Lastly, we apply extrofitting to other well-known pretrained word vectors trained by different algorithms (see Subsection 4.1). The result is presented in Table 4. Extrofitting can be also applied to Word2Vec and Fasttext, enriching their word representations except on WordSim-353 and RG-65, respectively. We find that our method can distort the well-established word embeddings.
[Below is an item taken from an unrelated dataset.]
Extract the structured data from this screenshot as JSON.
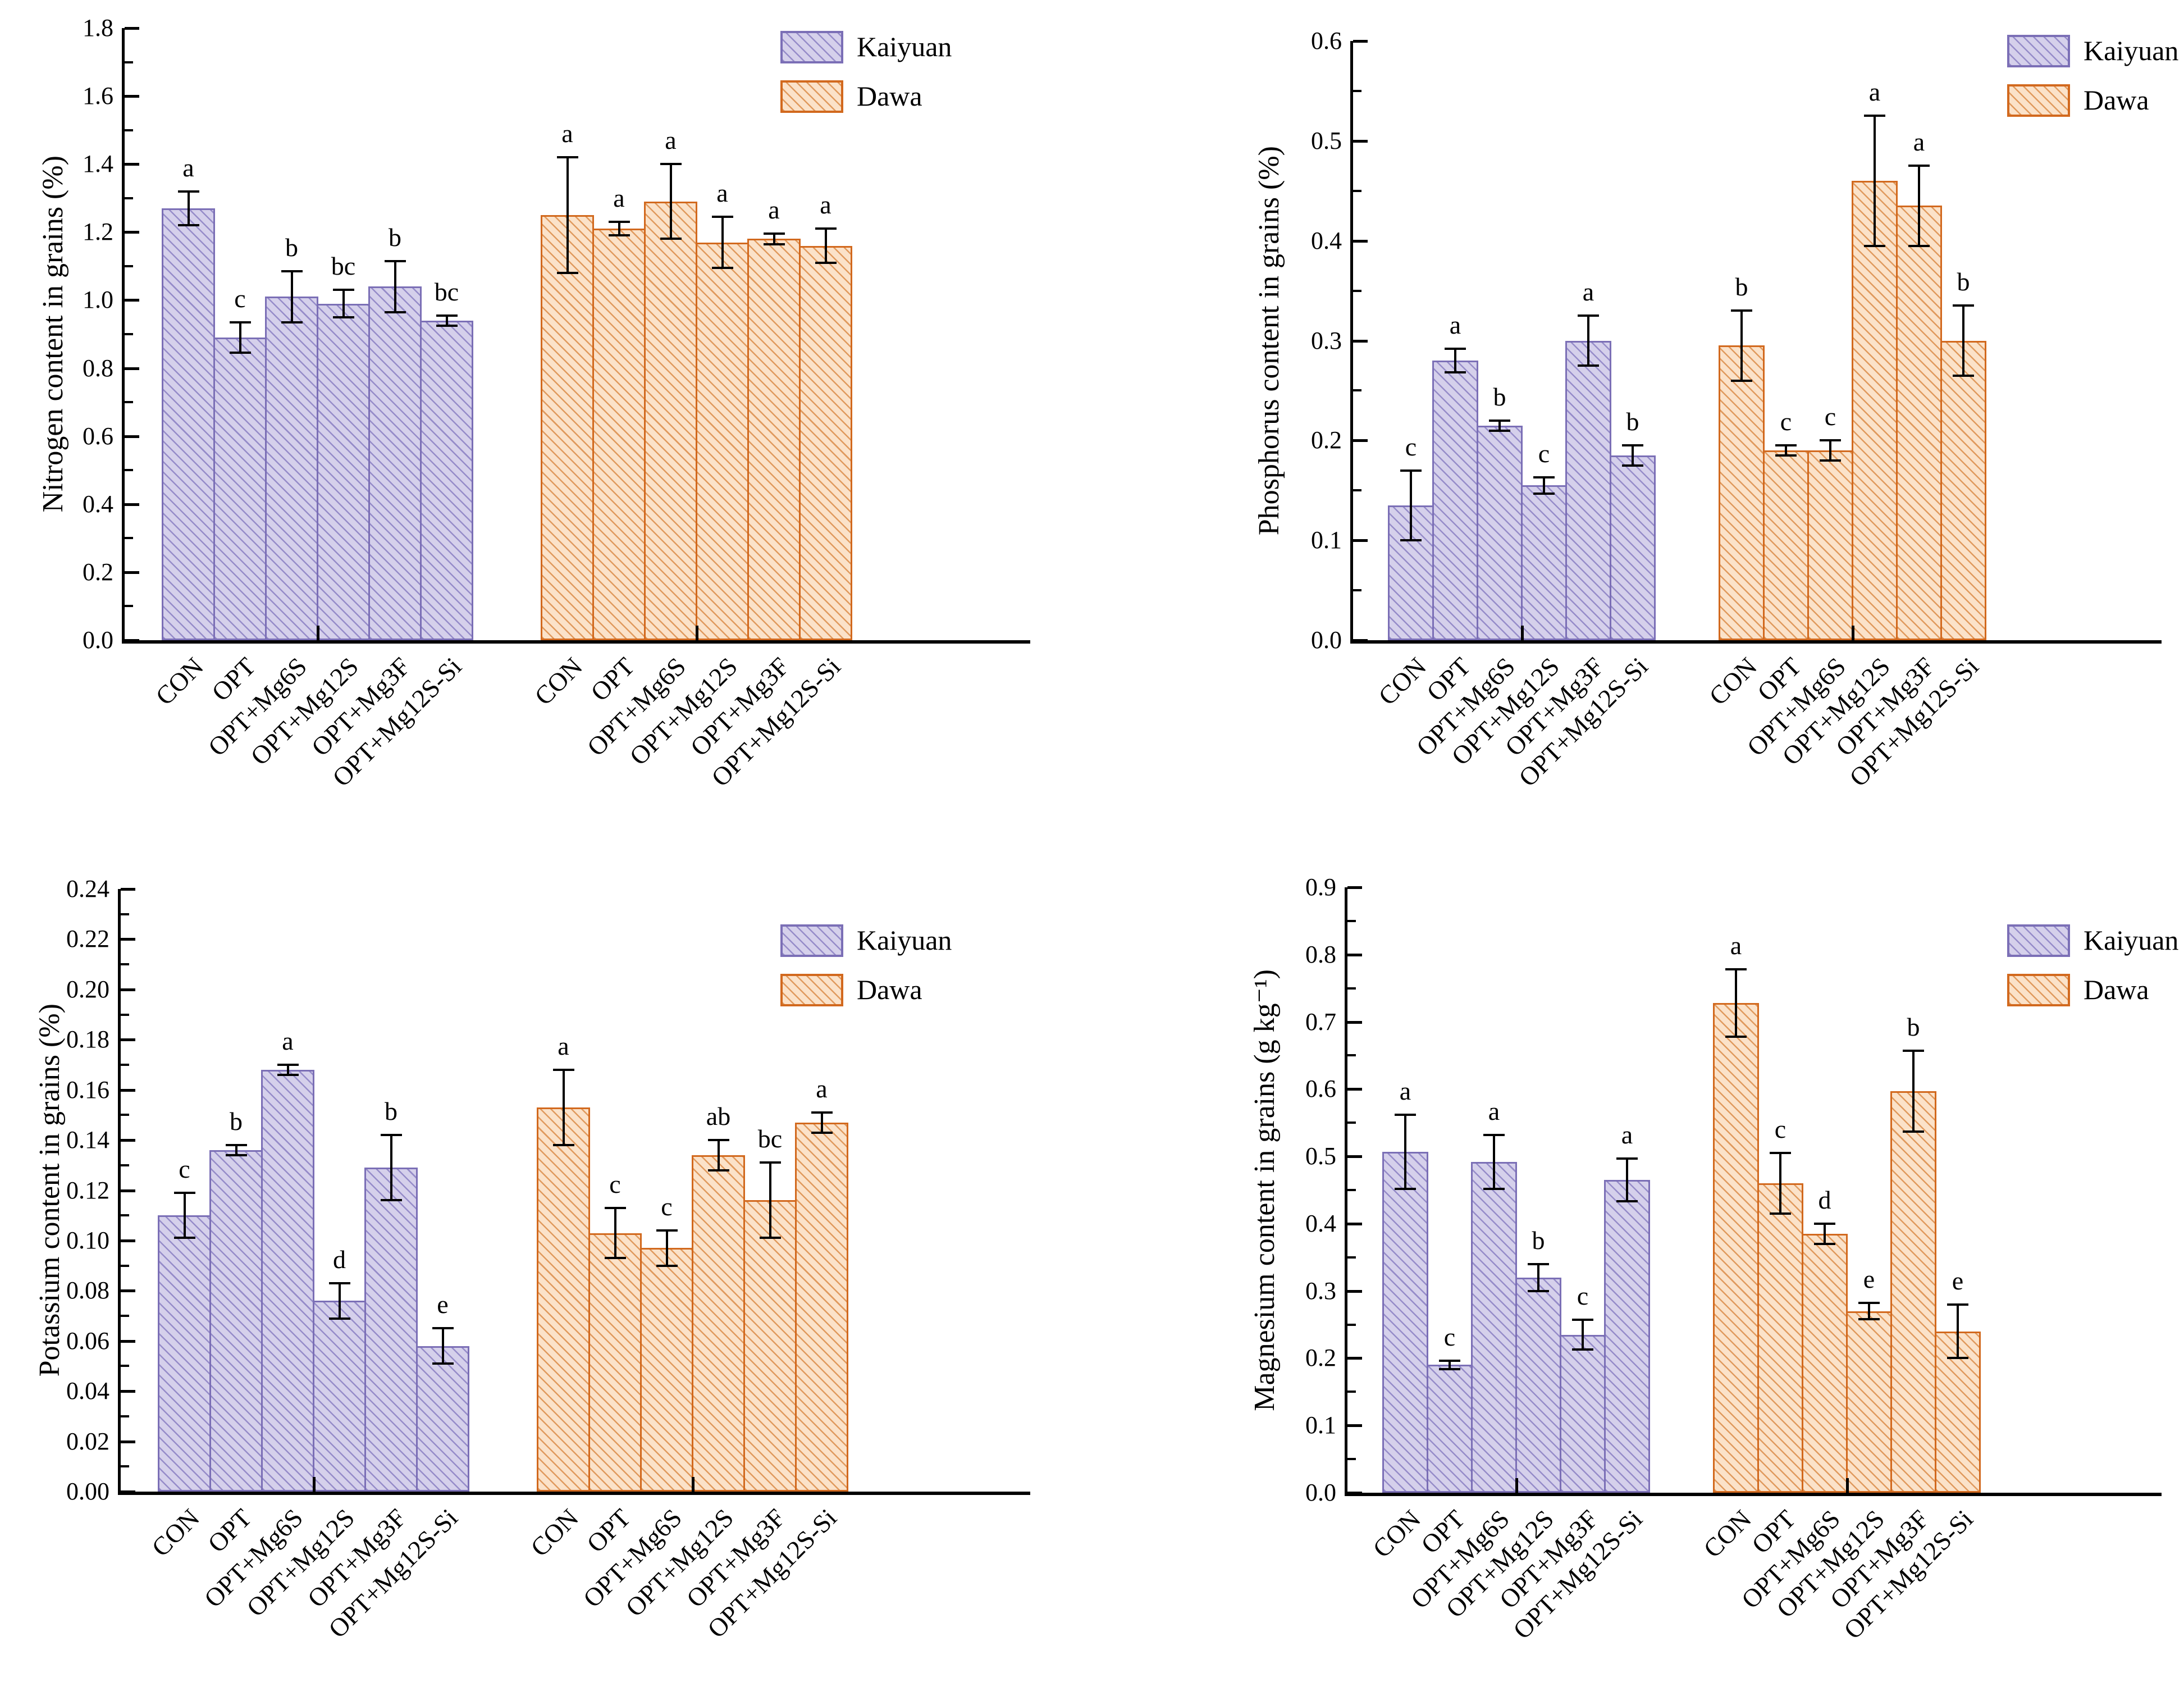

However, our results are noteworthy in that extrofitting can be applied to other kinds of pretrained word vectors for further enrichment.

6 Conclusion

We propose post-processing method for enriching not only word representation but also its vector space using semantic lexicons, which we call extrofitting

. Our method takes a simple approach that (i) expanding word dimension (ii) transferring semantic knowledge on the word vectors (iii) projecting the vector space with enrichment. We show that our method outperforms another post-processing method, retrofitting, on some of word similarity task. Our method is robust in respect to the dimension of word vector and the size of vocabulary, only including an explainable hyperparameter; the number of dimension to be expanded. Further, our method does not depend on the order of synonym pairs. As a future work, we will do further research about our method to generalize and improve its performance; First, we can experiment on other word similarity datasets for generalization. Second, we can also utilize Autoencoder 

Bengio et al. (2009) for non-linear projection with a constraint of preserving spatial information of each dimension of word vector.


Thanks for Jaeyoung Kim to discuss this idea. Also, greatly appreciate the reviewers for critical comments.